Check out the NYC subway map that pays homage to the city’s most accomplished women

We wouldn’t be able to get anything done in this world if it weren’t for women doing everything they do. That’s why March 8 is one of the most important days of 2017. It’s International Women’s Day as well as A Day Without A Woman, so women all around the country are taking a stand against the systemic inequality we face every day by taking off work and marching to fight for equality.

Today is the perfect day to reflect on all the ways women have helped build the world we currently live in, and it’s the perfect time to think about how little recognition they’ve gotten for their hard work. Which brings us to a special NYC subway map that was shared in The New Yorker last October and is called “City of Women.”

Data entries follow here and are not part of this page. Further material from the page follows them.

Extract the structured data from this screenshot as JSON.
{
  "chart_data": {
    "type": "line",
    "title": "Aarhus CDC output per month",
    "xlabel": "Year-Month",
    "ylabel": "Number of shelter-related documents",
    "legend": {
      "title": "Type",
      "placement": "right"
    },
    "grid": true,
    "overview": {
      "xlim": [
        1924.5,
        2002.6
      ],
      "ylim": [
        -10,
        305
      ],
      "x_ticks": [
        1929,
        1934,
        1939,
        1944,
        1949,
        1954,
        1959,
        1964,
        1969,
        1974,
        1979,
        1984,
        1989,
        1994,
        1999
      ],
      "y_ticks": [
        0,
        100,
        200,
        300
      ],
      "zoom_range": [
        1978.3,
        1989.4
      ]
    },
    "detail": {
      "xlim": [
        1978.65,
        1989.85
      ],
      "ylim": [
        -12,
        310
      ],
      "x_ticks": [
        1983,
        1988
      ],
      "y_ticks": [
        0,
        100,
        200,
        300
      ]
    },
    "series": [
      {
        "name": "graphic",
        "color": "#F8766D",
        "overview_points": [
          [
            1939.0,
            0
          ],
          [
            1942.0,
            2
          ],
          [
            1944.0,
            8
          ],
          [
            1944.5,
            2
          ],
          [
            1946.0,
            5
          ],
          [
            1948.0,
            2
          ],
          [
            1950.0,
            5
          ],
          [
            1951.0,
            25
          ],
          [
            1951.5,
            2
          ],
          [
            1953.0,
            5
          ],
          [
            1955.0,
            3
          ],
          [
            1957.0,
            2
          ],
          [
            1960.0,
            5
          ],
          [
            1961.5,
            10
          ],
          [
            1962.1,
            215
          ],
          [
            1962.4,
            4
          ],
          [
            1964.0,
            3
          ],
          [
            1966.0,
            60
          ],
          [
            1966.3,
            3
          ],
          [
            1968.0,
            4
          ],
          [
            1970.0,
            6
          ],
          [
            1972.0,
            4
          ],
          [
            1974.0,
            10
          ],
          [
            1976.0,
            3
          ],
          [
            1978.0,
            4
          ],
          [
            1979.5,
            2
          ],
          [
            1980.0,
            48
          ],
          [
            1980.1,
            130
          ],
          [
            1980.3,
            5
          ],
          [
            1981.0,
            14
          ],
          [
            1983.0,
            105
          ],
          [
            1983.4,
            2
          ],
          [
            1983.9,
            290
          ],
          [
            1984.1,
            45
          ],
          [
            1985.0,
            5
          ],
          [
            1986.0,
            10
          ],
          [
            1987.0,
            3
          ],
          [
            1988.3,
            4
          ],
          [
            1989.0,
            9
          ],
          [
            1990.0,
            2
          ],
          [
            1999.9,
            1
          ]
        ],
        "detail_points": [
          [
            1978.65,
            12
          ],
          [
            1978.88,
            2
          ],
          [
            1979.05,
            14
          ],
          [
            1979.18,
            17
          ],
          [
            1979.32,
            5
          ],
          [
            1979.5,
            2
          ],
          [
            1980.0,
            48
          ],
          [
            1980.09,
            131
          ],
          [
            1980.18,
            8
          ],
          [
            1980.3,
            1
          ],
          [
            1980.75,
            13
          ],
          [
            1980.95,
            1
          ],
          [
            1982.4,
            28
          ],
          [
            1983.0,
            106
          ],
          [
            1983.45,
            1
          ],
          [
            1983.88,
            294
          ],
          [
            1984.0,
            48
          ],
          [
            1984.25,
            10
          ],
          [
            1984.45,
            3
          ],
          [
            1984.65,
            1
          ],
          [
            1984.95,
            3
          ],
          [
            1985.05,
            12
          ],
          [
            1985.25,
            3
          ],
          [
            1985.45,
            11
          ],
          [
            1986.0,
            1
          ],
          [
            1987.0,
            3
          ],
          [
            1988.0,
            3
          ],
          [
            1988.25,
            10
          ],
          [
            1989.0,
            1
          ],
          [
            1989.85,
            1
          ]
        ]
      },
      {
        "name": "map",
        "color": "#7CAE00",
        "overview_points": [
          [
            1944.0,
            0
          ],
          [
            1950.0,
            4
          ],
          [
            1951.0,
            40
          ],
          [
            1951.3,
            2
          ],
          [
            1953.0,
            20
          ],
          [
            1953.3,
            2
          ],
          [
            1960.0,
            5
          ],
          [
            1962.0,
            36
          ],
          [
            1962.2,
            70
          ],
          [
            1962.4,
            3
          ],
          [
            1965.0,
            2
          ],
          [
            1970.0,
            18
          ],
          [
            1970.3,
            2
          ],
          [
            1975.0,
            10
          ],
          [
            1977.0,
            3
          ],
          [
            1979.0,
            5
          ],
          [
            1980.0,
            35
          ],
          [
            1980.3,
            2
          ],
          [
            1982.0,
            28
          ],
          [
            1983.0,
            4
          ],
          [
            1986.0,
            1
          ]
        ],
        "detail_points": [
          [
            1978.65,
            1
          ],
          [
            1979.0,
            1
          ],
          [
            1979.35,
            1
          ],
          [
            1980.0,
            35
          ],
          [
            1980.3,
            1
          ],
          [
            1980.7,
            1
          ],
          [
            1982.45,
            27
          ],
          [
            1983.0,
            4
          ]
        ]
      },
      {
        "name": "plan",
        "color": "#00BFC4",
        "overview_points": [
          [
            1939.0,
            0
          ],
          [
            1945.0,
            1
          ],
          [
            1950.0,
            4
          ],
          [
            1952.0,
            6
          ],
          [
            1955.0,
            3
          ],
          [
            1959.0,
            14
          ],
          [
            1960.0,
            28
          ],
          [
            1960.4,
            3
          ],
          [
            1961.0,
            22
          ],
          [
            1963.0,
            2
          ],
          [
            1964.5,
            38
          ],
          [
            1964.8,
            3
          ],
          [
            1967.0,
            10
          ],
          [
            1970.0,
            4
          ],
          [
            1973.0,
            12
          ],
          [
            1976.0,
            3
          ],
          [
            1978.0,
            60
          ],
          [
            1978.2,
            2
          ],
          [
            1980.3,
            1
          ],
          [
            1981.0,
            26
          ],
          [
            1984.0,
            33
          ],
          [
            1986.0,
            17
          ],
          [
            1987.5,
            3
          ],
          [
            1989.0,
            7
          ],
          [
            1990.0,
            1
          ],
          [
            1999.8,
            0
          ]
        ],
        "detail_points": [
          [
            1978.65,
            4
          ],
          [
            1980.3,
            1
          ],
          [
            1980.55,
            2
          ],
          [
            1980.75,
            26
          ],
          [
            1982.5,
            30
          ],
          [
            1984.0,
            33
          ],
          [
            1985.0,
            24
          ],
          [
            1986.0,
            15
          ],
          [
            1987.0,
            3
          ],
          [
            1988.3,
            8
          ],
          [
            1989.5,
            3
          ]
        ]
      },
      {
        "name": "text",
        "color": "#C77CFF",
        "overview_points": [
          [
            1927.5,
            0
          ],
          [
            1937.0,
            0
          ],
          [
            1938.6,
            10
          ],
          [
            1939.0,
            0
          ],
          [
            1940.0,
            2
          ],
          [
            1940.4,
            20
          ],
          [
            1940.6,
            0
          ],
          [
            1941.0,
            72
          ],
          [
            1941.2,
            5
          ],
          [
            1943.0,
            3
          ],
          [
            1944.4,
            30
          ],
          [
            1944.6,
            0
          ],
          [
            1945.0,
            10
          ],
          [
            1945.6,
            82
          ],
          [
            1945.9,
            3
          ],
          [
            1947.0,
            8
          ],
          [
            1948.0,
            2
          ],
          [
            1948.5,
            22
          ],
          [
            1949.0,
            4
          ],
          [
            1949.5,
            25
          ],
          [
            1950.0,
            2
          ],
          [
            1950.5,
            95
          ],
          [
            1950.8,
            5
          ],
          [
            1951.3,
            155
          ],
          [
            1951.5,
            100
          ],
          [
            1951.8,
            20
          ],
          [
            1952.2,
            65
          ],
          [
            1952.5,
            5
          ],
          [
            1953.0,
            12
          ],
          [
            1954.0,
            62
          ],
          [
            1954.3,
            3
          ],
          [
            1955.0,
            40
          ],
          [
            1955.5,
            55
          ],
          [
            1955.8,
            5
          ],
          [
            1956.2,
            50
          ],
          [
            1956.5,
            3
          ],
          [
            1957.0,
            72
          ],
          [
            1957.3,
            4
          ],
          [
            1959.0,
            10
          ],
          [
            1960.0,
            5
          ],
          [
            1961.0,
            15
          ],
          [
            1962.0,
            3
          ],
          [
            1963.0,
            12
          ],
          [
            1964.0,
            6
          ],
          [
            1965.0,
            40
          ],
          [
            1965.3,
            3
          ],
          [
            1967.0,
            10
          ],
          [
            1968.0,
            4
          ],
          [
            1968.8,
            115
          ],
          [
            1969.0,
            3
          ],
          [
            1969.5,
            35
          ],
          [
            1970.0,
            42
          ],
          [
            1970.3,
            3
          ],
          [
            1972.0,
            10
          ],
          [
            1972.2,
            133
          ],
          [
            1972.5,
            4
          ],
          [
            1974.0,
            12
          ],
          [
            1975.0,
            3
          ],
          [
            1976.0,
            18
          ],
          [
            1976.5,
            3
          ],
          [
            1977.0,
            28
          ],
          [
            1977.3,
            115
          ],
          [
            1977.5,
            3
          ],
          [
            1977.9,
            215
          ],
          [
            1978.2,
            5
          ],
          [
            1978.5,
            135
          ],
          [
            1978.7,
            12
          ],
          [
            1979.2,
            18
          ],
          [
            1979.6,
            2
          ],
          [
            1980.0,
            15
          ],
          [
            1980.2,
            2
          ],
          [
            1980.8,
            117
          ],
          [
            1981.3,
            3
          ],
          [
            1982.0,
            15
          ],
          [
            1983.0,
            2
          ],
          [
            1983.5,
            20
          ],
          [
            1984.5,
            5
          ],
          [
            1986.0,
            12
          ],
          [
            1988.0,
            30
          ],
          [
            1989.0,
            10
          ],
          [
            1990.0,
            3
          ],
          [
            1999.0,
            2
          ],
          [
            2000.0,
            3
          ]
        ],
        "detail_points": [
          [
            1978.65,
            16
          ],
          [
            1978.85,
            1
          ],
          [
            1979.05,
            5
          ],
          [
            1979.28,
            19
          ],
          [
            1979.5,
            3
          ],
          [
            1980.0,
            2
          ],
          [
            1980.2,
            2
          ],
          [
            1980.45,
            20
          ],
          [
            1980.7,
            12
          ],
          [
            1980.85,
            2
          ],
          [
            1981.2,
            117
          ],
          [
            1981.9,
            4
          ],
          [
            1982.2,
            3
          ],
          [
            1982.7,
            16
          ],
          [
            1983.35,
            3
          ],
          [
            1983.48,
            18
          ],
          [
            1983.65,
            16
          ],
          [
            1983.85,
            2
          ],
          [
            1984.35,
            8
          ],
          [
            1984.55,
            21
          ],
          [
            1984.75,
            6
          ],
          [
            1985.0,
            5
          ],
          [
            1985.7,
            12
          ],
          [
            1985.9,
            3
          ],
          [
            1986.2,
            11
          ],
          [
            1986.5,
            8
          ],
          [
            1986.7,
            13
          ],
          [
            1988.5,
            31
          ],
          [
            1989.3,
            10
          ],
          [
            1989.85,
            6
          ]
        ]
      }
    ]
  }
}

The idea was birthed by Rebecca Solnit, who included “City of Women” in her book Nonstop Metropolis: A New York City Atlas. Molly Roy is responsible for creating this unique piece of cartography.

Solnit makes the excellent point that, in every major city, many of the landmarks and streets are named after men. She insists that "names perpetuate the gendering of New York City."

Rather than just accepting this as the way it is, she and Roy set out to make a map of the NYC subway that reflected how many strong, accomplished women live or have lived in the city. You see all kinds of names, including Joan Rivers, Toni Morrison, Yoko Ono, and Ruth Bader Ginsburg. Whether they’re politicians, authors, or activists, all of the women on this map have made a significant contribution to New York — and also to the world.

“Many of the women who made valuable contributions or might have are forgotten or were never named. Many women were never allowed to be someone; many heroes of any gender live quiet lives,” Solnit wrote for The New Yorker. “But some rose up; some became visible; and here they are by the hundreds. This map is their memorial and their celebration.”

We can’t think of a better way to celebrate the inspiring women of New York than by sharing this map.